Em 19 de fevereiro de 2026, pesquisadores confirmaram que as fundações não pertenciam à cidadela. As estruturas identificadas faziam parte de um assentamento muito mais antigo.

Segundo reportagens da VRT NWS, a fortaleza construída em 1540 acabou selando um distrito inteiro sob suas muralhas. O antigo bairro medieval permaneceu preservado durante séculos.

Com a ampliação das escavações, o traçado do distrito começou a aparecer com maior clareza. As fundações revelaram casas e estruturas ligadas ao histórico bairro da Abadia de São Bavão.

As construções estavam agrupadas ao longo de ruelas estreitas, indicando um espaço urbano densamente ocupado. Entre essas estruturas, arqueólogos identificaram oficinas, residências e áreas ligadas ao comércio cotidiano.

No centro do sítio arqueológico surgiu a base de uma grande igreja de pedra. A estrutura era dedicada a São Bavão, cuja abadia já foi uma importante instituição religiosa da cidade.

O tamanho da igreja indica que ela servia como centro espiritual para milhares de pessoas. O local estava cercado por um conjunto compacto de construções que formavam o antigo bairro medieval.

Destruição do distrito em 1540

O bairro desapareceu abruptamente em 1540 durante um conflito entre a cidade e a autoridade imperial. Moradores de Ghent haviam se revoltado contra novos impostos.

Em resposta, o Sacro Imperador Romano Carlos V ordenou punições severas. O decreto determinou a destruição da Abadia de São Bavão e de aproximadamente 800 casas vizinhas.

A demolição abriu espaço para a construção de uma nova fortaleza destinada a reforçar o controle imperial sobre a cidade. A cidadela foi erguida exatamente sobre a área onde existia o bairro medieval.

Durante séculos, historiadores acreditaram que o distrito havia sido totalmente removido antes da construção da fortaleza. As escavações recentes indicam que isso não ocorreu.

Na prática, grande parte do assentamento permaneceu enterrada no local. A fortaleza acabou sendo construída diretamente sobre as ruínas do antigo distrito.

Castelo, Medieval
Os crânios costumam estar bem preservados . Crédito: Serviço Arqueológico de Ghent

Fortaleza preservou estruturas históricas

A construção da cidadela teve um efeito inesperado sobre as camadas arqueológicas. As espessas muralhas e fundações acabaram protegendo o solo sob a estrutura.

Segundo Geert Vermark, do Serviço Arqueológico de Ghent, a fortaleza funcionou como uma espécie de tampa protetora. Isso manteve preservadas as estruturas do bairro medieval.

Enquanto outras áreas da cidade passaram por reconstruções ao longo dos séculos, o distrito soterrado permaneceu praticamente intacto sob a base da fortaleza.

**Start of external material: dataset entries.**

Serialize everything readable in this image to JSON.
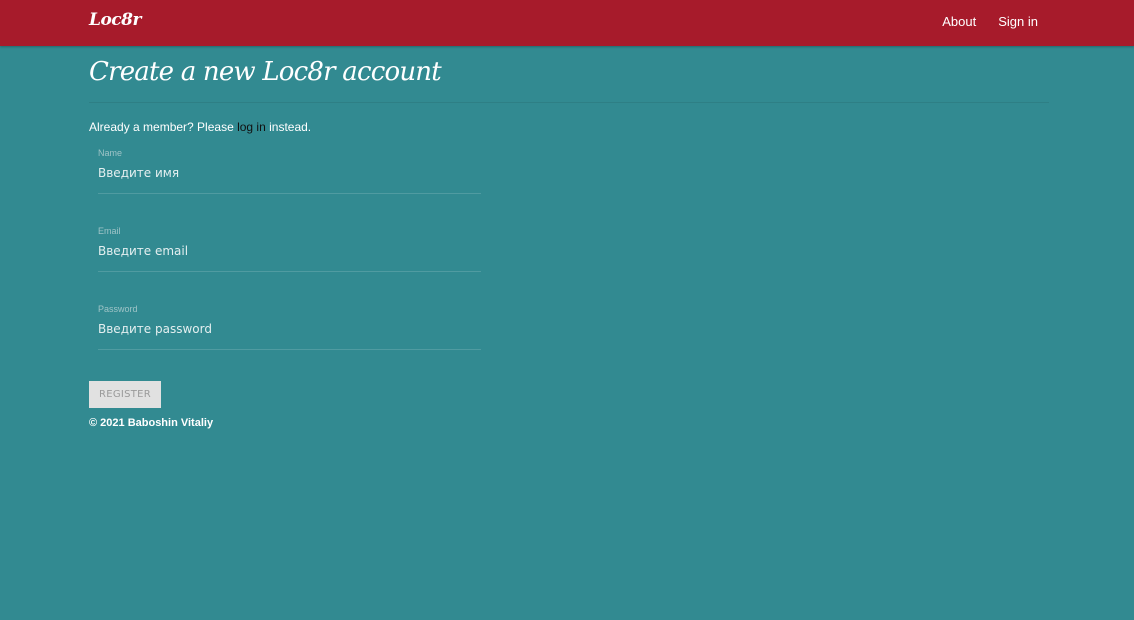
{
  "navbar": {
    "brand": "Loc8r",
    "links": [
      {
        "label": "About"
      },
      {
        "label": "Sign in"
      }
    ]
  },
  "header": {
    "title": "Create a new Loc8r account"
  },
  "intro": {
    "prefix": "Already a member? Please ",
    "link": "log in",
    "suffix": " instead."
  },
  "form": {
    "name": {
      "label": "Name",
      "placeholder": "Введите имя",
      "value": ""
    },
    "email": {
      "label": "Email",
      "placeholder": "Введите email",
      "value": ""
    },
    "password": {
      "label": "Password",
      "placeholder": "Введите password",
      "value": ""
    },
    "submit_label": "REGISTER"
  },
  "footer": {
    "text": "© 2021 Baboshin Vitaliy"
  },
  "colors": {
    "background": "#328a91",
    "navbar": "#a71b2b",
    "button": "#e1e1e1"
  }
}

Uma das descobertas mais importantes foi um cemitério localizado ao lado da igreja. Arqueólogos identificaram mais de 200 esqueletos humanos organizados em fileiras.

Os sepultamentos indicam um cemitério paroquial planejado. As fileiras sugerem que o local era utilizado pela comunidade do antigo bairro medieval.

Cemitério revela população civil da época

Os exames iniciais mostram que os restos mortais pertencem a homens, mulheres e crianças. A distribuição etária indica que o cemitério era utilizado por moradores comuns do distrito.

Os arqueólogos acreditam que os túmulos são anteriores à construção da fortaleza. Isso sugere que os corpos não pertencem aos soldados que ocuparam posteriormente a cidadela.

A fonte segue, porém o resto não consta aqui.